Bruxelles, 22/02/2006 (Agence Europe) - L'Union européenne et l'OTAN doivent renforcer leur coopération car elles ont besoin l'une de l'autre. C'est ce qu'il ressort de l'échange de vues qui a eu lieu le 21 février au Parlement européen entre les députés de la commission des Affaires étrangères du Parlement européen et des représentants de l'Assemblée parlementaire de l'OTAN. Petit paradoxe: ce sont ces derniers qui ont défendu l'utilité de la politique européenne de sécurité et de défense de l'UE (PESD) face à certains députés européens plutôt sceptiques.
Le mouvement de transformation politique et militaire de l'OTAN va se poursuivre et sa participation à des opérations de stabilisation va devenir « de plus en plus importante », a déclaré le vice-président de l'Assemblée parlementaire de l'Alliance atlantique, le Turc Vahit Erdem, pour qui l'OTAN est amenée à devenir, à terme, « une organisation de sécurité mondiale ». Dans ce contexte, les relations entre l'UE et l'Alliance doivent continuer à se développer. « Après (le Sommet de) Riga, et la transformation de l'OTAN, il y aura peut-être une réforme des relations mais aujourd'hui, les relations entre les deux organisations doivent s'inscrire dans les cadres existants », a-t-il expliqué. Une bonne collaboration entre les deux organisations est possible et surtout utile, a dit le député européen Karl von Wogau (démocrate-chrétien allemand) pour qui l'UE doit tirer parti du « know how » de l'OTAN tandis que cette dernière doit « renforcer ses liens » avec l'UE. Les Européens doivent également améliorer leur coopération entre eux notamment en matière de capacités militaires. Utiliser cinq systèmes de télécommunication différents pour un même bataillon ou encore disposer de 23 types de chars d'assaut différents: voilà des exemples de duplications inutiles, a estimé le président de la sous-commission « défense » du PE. « Au Parlement (européen), nous ne sommes pas tous contents de l'évolution de la politique européenne de défense et de sécurité », a embrayé le conservateur britannique Geoffrey van Orden. A ses yeux, « tout appui aux opérations de l'UE ôtera quelques éléments aux opérations de l'OTAN ». Le temps que les deux organisations passent à réfléchir sur le futur de leurs relations est « ridicule », a estimé M. van Orden pour qui « tout ce qui est fait par l'UE pourrait être fait par l'OTAN, même au sein de l'UE ».
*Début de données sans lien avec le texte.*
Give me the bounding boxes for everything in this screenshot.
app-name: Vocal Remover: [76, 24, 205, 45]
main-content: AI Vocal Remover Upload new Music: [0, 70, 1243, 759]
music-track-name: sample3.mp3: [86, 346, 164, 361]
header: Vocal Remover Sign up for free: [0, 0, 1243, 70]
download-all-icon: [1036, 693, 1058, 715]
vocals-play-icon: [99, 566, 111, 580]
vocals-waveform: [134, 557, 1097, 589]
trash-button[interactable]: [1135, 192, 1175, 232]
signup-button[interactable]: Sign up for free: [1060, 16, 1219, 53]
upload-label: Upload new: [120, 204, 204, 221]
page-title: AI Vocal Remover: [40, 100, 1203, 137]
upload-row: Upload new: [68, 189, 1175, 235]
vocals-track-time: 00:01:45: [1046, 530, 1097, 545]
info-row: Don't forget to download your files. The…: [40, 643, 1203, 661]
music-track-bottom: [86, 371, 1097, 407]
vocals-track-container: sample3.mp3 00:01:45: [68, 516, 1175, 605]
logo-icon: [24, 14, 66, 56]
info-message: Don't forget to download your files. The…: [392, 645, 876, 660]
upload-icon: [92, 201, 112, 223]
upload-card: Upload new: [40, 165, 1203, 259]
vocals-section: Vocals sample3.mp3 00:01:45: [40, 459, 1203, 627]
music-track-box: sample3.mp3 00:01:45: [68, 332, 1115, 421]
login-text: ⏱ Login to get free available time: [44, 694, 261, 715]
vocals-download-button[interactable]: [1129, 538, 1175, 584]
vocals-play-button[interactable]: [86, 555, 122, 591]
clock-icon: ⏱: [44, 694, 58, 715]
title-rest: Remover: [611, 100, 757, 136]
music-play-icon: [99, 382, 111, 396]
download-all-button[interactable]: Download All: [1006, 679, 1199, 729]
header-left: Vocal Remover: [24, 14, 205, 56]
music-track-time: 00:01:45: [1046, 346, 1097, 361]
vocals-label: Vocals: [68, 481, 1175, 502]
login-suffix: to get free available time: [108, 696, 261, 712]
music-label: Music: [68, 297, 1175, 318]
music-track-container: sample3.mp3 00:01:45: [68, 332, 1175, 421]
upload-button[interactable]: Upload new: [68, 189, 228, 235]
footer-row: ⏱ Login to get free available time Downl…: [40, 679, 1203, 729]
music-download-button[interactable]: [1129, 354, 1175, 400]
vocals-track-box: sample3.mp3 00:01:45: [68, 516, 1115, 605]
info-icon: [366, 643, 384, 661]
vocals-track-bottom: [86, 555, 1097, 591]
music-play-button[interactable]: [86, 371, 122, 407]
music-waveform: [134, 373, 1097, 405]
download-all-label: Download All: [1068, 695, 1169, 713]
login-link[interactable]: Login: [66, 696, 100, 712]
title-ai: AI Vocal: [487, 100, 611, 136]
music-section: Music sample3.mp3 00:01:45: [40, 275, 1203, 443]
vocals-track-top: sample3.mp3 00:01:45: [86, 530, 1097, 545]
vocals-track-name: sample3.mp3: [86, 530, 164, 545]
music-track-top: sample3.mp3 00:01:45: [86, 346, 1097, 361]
La PESD est « une réalité, l'Europe ne va pas faire marche arrière », lui a répondu Vahit Erdem. La PESD a sa raison d'être notamment par le biais de son expertise civile, a ajouté l'Allemand Karl Lamers, de l'Assemblée parlementaire de l'OTAN, pour qui l'exemple des Balkans, où l'UE a pris le relais de l'OTAN (notamment pour lui permettre de s'occuper de l'Afghanistan), « est une bonne répartition des tâches ». « L'UE a besoin de l'OTAN et l'OTAN a besoin de l'UE », a conclu l'élu de la CDU (qui avait lancé, avec Wolfgang Schäuble, l'idée d'un « noyau dur » en Europe).